What Are Neural Networks?
Table Of Contents:
- Neural Networks?
- What Are Neurons?
- What Are Layers?
- Weights & Biases.
- Activation Functions.
- Feedforward and Backpropagation.
- Deep Neural Networks.
(1) Neural Networks?
- Neural networks, also known as artificial neural networks (ANNs), are computational models inspired by the structure and functioning of the human brain’s neural networks.
- They consist of interconnected artificial neurons, also called nodes or units, organized in layers.
(2) What Are Neurons?
- Neurons are the basic building blocks of neural networks.
- Artificial neurons receive input signals, perform computations, and produce an output signal.
- Each neuron applies an activation function to the weighted sum of its inputs and passes the result to the next layer.
(3) What Are Layers?
- Neural networks are typically organized into layers, which are composed of multiple neurons.
- The input layer receives input data, while the output layer produces the final output or prediction.
- In between, there can be one or more hidden layers that perform intermediate computations.
(4) Weights & Biases.
- Each connection between neurons has an associated weight, which determines the strength or importance of that connection.
- Weights are adjusted during the training process to optimize the network’s performance.
- Biases are additional parameters added to each neuron that help control the activation function’s threshold.
(5) Activation Functions.
- Activation functions introduce non-linearity into the neural network, enabling it to learn complex patterns and make non-linear decisions.

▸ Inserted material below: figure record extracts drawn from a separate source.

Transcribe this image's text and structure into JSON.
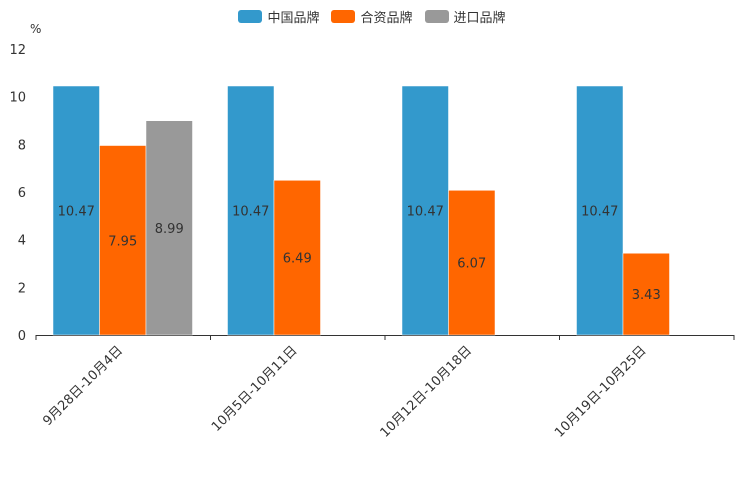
{
  "chart_data": {
    "type": "bar",
    "unit": "%",
    "categories": [
      "9月28日-10月4日",
      "10月5日-10月11日",
      "10月12日-10月18日",
      "10月19日-10月25日"
    ],
    "series": [
      {
        "name": "中国品牌",
        "color": "#3399CC",
        "values": [
          10.47,
          10.47,
          10.47,
          10.47
        ]
      },
      {
        "name": "合资品牌",
        "color": "#FF6600",
        "values": [
          7.95,
          6.49,
          6.07,
          3.43
        ]
      },
      {
        "name": "进口品牌",
        "color": "#999999",
        "values": [
          8.99,
          null,
          null,
          null
        ]
      }
    ],
    "ylim": [
      0,
      12
    ],
    "yticks": [
      0,
      2,
      4,
      6,
      8,
      10,
      12
    ],
    "legend_position": "top-center",
    "grid": false
  }
}
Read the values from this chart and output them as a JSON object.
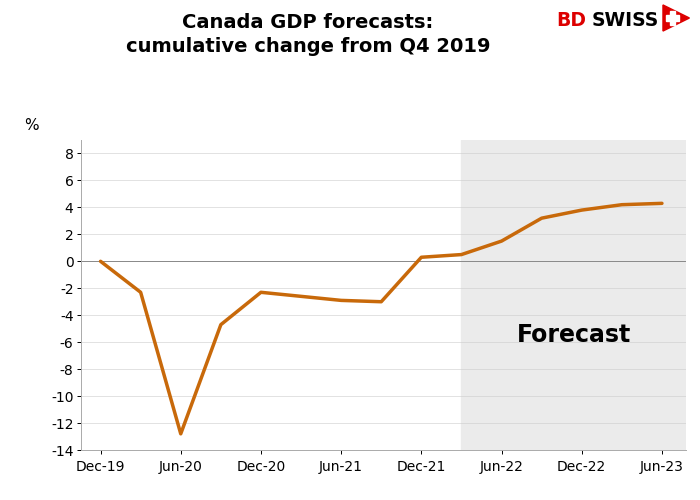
{
  "title_line1": "Canada GDP forecasts:",
  "title_line2": "cumulative change from Q4 2019",
  "ylabel": "%",
  "line_color": "#C8690A",
  "line_width": 2.5,
  "forecast_shade_color": "#EBEBEB",
  "forecast_label": "Forecast",
  "forecast_label_fontsize": 17,
  "ylim": [
    -14,
    9
  ],
  "yticks": [
    -14,
    -12,
    -10,
    -8,
    -6,
    -4,
    -2,
    0,
    2,
    4,
    6,
    8
  ],
  "x_labels": [
    "Dec-19",
    "Jun-20",
    "Dec-20",
    "Jun-21",
    "Dec-21",
    "Jun-22",
    "Dec-22",
    "Jun-23"
  ],
  "x_values": [
    0,
    1,
    2,
    3,
    4,
    5,
    6,
    7
  ],
  "data_x": [
    0.0,
    0.5,
    1.0,
    1.5,
    2.0,
    2.5,
    3.0,
    3.5,
    4.0,
    4.5,
    5.0,
    5.5,
    6.0,
    6.5,
    7.0
  ],
  "data_y": [
    0.0,
    -2.3,
    -12.8,
    -4.7,
    -2.3,
    -2.6,
    -2.9,
    -3.0,
    0.3,
    0.5,
    1.5,
    3.2,
    3.8,
    4.2,
    4.3
  ],
  "forecast_start_x": 4.5,
  "background_color": "#FFFFFF",
  "xlim_left": -0.25,
  "xlim_right": 7.3
}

- Common activation functions include sigmoid, tanh, ReLU (Rectified Linear Unit), and softmax.
(6) Feedforward and Backpropagation.
- Feedforward is the process of passing input data through the network from the input layer to the output layer.
- Backpropagation is a learning algorithm that trains neural networks by adjusting the weights and biases based on the prediction error.
- It involves computing the gradient of the error with respect to the network’s parameters and updating them using optimization techniques like gradient descent.
(7) Deep Neural Networks.
- Deep neural networks refer to neural networks with multiple hidden layers.
- Deep architectures allow for the learning of more complex and abstract representations of the input data.